= Yadira Henríquez =

Dominican attorney and politician

Yadira Henríquez (born 1958) (also known as Yadira Henríquez de Sánchez Baret) is a Dominican attorney and politician who has worked in criminal law, international law, land law and women's rights throughout her career. Between 1994 and 2000 she served in the Chamber of Deputies as a representative for the Partido Revolucionario Dominicano (PRD) (Dominican Revolutionary Party) of the Dominican Republic. In 2000 she was appointed as Minister, serving as the Secretary of State for Women of Dominican Republic and in 2002, was elected as the president of the Inter-American Commission of Women, serving that body from 2003-2005.

==Biography==
Yadira Henríquez Núñez was born on 24 January 1958 in La Vega, Dominican Republic to Ramona Núñez and Eladio Henríquez, who was a founder of the PRD. She graduated with a degree in law from the Universidad Autónoma de Santo Domingo (UASD) (Autonomous University of Santo Domingo), specializing in criminal law, land law and international law. In 1977, she began organizing and running campaigns for the PRD and first came to prominence as a councilwoman on the City Council of the Federal District.

Henríquez became a member of the Chamber of Deputies in 1994. During her tenure in the Chamber, she, along with others, promoted laws to address domestic violence and an electoral reform law requiring that a minimum of 25% of political posts for municipal positions must be held by women. She served until 1998 and was re-elected for a second term from 1998 to 2000. In 2000, she became head of a new Ministry and served as the Secretary of State for Women of Dominican Republic.

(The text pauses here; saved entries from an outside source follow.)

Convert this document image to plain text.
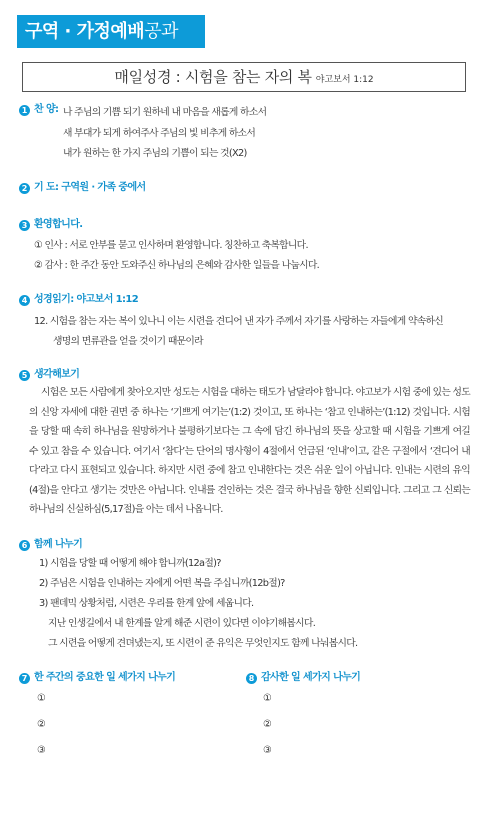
구역 · 가정예배공과
매일성경 : 시험을 참는 자의 복 야고보서 1:12
1 찬 양: 나 주님의 기쁨 되기 원하네 내 마음을 새롭게 하소서
새 부대가 되게 하여주사 주님의 빛 비추게 하소서
내가 원하는 한 가지 주님의 기쁨이 되는 것(X2)
2 기 도: 구역원 · 가족 중에서
3 환영합니다.
① 인사 : 서로 안부를 묻고 인사하며 환영합니다. 칭찬하고 축복합니다.
② 감사 : 한 주간 동안 도와주신 하나님의 은혜와 감사한 일들을 나눕시다.
4 성경읽기: 야고보서 1:12
12. 시험을 참는 자는 복이 있나니 이는 시련을 견디어 낸 자가 주께서 자기를 사랑하는 자들에게 약속하신
생명의 면류관을 얻을 것이기 때문이라
5 생각해보기
시험은 모든 사람에게 찾아오지만 성도는 시험을 대하는 태도가 남달라야 합니다. 야고보가 시험 중에 있는 성도의 신앙 자세에 대한 권면 중 하나는 ‘기쁘게 여기는’(1:2) 것이고, 또 하나는 ‘참고 인내하는’(1:12) 것입니다. 시험을 당할 때 속히 하나님을 원망하거나 불평하기보다는 그 속에 담긴 하나님의 뜻을 상고할 때 시험을 기쁘게 여길 수 있고 참을 수 있습니다. 여기서 ‘참다’는 단어의 명사형이 4절에서 언급된 ‘인내’이고, 같은 구절에서 ‘견디어 내다’라고 다시 표현되고 있습니다. 하지만 시련 중에 참고 인내한다는 것은 쉬운 일이 아닙니다. 인내는 시련의 유익(4절)을 안다고 생기는 것만은 아닙니다. 인내를 견인하는 것은 결국 하나님을 향한 신뢰입니다. 그리고 그 신뢰는 하나님의 신실하심(5,17절)을 아는 데서 나옵니다.
6 함께 나누기
1) 시험을 당할 때 어떻게 해야 합니까(12a절)?
2) 주님은 시험을 인내하는 자에게 어떤 복을 주십니까(12b절)?
3) 팬데믹 상황처럼, 시련은 우리를 한계 앞에 세웁니다.
지난 인생길에서 내 한계를 알게 해준 시련이 있다면 이야기해봅시다.
그 시련을 어떻게 견뎌냈는지, 또 시련이 준 유익은 무엇인지도 함께 나눠봅시다.
7 한 주간의 중요한 일 세가지 나누기
①
②
③
8 감사한 일 세가지 나누기
①
②
③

In 2002, Henríquez was elected as the president of the Inter-American Commission of Women, serving that body from 2003-2005. During the same time-frame, she served as general secretary of the Federacion Dominicana de Mujeres Social Democratas (FEDOMUSDE), assuming the presidency of that organization from 2005 to 2009.

She is married to the attorney Vicente Sánchez Baret, who previously served as a Senator for the Sánchez Ramírez Province, Dominican Republic.